DETAILED DESCRIPTION OF THE INVENTION
Reference will now be made in detail to the embodiments of the present invention, examples of which are illustrated in the accompanying drawings.
The present invention discloses a method for synthesizing music by playing a so-called air guitar. By using different playing gestures, the system according to the invention is able to capture the gestures and convert them to different licks, that is, musical passages like the real guitar would produce. In an embodiment of the invention, the musical passages may be stored in computer
memory or on a computer readable medium, for example, as MIDI or as sound waveform data.
The present invention allows the user to control a virtual musical instrument without any physical user interface of an actual musical instrument. The physical user interface is exchanged into that of a virtual full- body interface, i.e. controlling the created sound with postures assumed by the user' s body, here referred to as poses, and movements of the body, here referred to as gestures. While using the method according to an example of the present invention, the user may use three controls to select the sound being played. These controls may be for instance the pose, playing speed defined by the frequency of performed trigger gestures, and distance between the left and right hands of the player. In other words, player's state is observed with a suitable apparatus. The player state may comprise gesture data of the player and the posture of the player. Gesture data comprises at least the aforementioned distance between the hands and the playing speed.
Each combination of the three controls is mapped to a specific musical passage, called a lick, which can be stored in a database, for instance. The database with the lick data can be stored in a memory, which can form a part of a computer or it can be a separate memory unit. For example, standing in a certain pose, playing at slow speed (where the frequency of the player' s trigger gestures is low) , and holding the hands at a far mutual distance corresponds to one lick. Keeping the other parameters the same but playing at a high speed changes the lick to a different one, as does moving the hands closer to each other. In one embodiment of the invention, changing the pose opens up a new collection of licks for each combination of playing speed and the mutual distance of hands. Thus, each pose can be seen to contain a subset of licks, where each lick is activated by changing playing speed and the hand distance. The reason for this categorization is because changing poses is subjectively
a major change, while the hand distance and playing speed are minor changes.
The control parameters may be categorized into discrete parameter sets, but the user's movements and gestures are continuous by nature. Thus, in one embodiment of the invention, licks are selected based on the combination of control parameters which the user is the nearest to. For example, if the user's position is between the two defined poses, the lick is selected based on which pose the user is closer to. In one embodiment of the invention, selection is performed which means that the volumes of the other licks are decreased either completely or partially. In a further embodiment, the volumes may be normalized so that the overall loudness perceived by the player stays constant even though the relative volumes of the licks change.

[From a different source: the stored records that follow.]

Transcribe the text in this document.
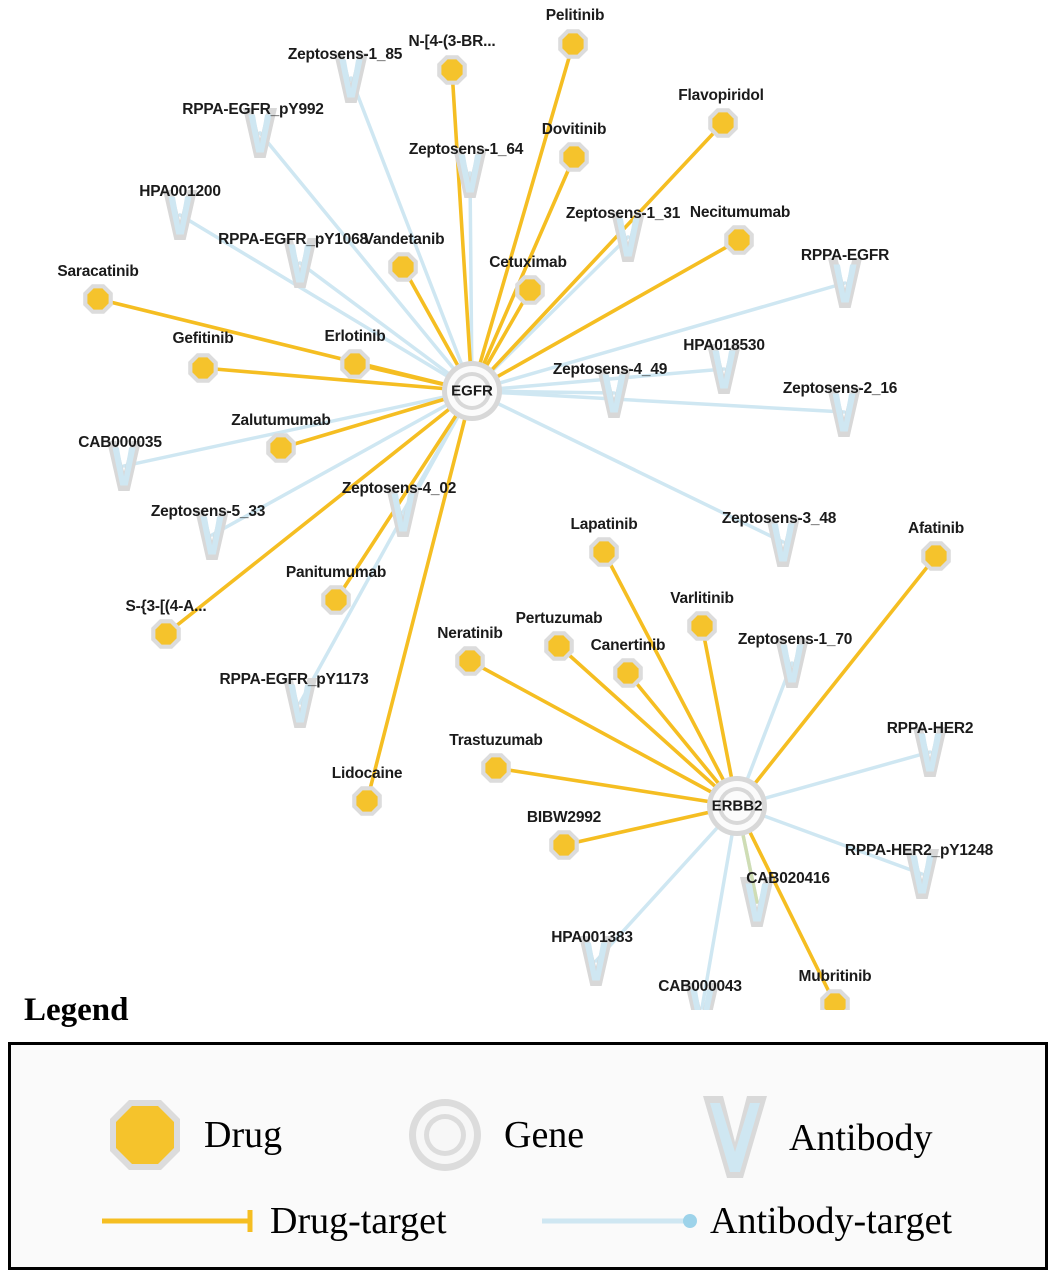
Pelitinib
N-[4-(3-BR...
Flavopiridol
Dovitinib
Necitumumab
Vandetanib
Cetuximab
Saracatinib
Erlotinib
Gefitinib
Zalutumumab
Lapatinib	Afatinib
Varlitinib
Panitumumab
S-{3-[(4-A...
Pertuzumab
Neratinib
Canertinib
Trastuzumab
Lidocaine
BIBW2992
Mubritinib
Zeptosens-1_85
RPPA-EGFR_pY992
Zeptosens-1_64
HPA001200
Zeptosens-1_31
RPPA-EGFR_pY1068
RPPA-EGFR
HPA018530
Zeptosens-4_49
Zeptosens-2_16
CAB000035
Zeptosens-4_02
Zeptosens-5_33	Zeptosens-3_48
Zeptosens-1_70
RPPA-EGFR_pY1173
RPPA-HER2
RPPA-HER2_pY1248
CAB020416
HPA001383
CAB000043
EGFR
ERBB2
Legend
Drug	Gene	Antibody
Drug-target	Antibody-target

The pose may be described as a plurality of features, such as the locations of the player's hand and feet, body joint angles, or image features computed from an image acquired by a camera or from data provided by some other motion tracking tool, such as the control devices of Nintendo Wii game console. Furthermore, the pose may be determined as one of a predetermined discrete set of reference poses using pattern recognition and classification techniques, such as selecting the predetermined pose with a feature vector closest to the feature vector computed based on the motion tracking data. In case of a virtual guitar, the predetermined poses may include, for example, "low grinding", "basic playing", or "intense solo". Each predetermined pose may have an associated a plurality of input image reference areas, and pose may be determined by computing the overlap of the player' s body parts and the reference areas . Typically, the poses represent the emotional and expressive qualities of the licks (e.g., "relaxed", "anxious", "heroic") , whereas hand distance and playing speed are more directly mapped to musical parameters, such as the amount and pitch of notes in the lick.
Learning to express emotion through playing a real instrument requires considerably more training and fine- motor skill than simply producing the correct notes. The benefit of the present invention is that the player can produce professional sounding music by expressing emotion with full body and controlling the essential musical parameters with simple gestures. For example, if the virtual instrument is a guitar, frantic solo licks may be played by dropping on one's knees and arching one's back intensely, whereas confident, low, and crunchy licks may be played by assuming a stabile low stance with legs widely spread apart but keeping upper body relaxed.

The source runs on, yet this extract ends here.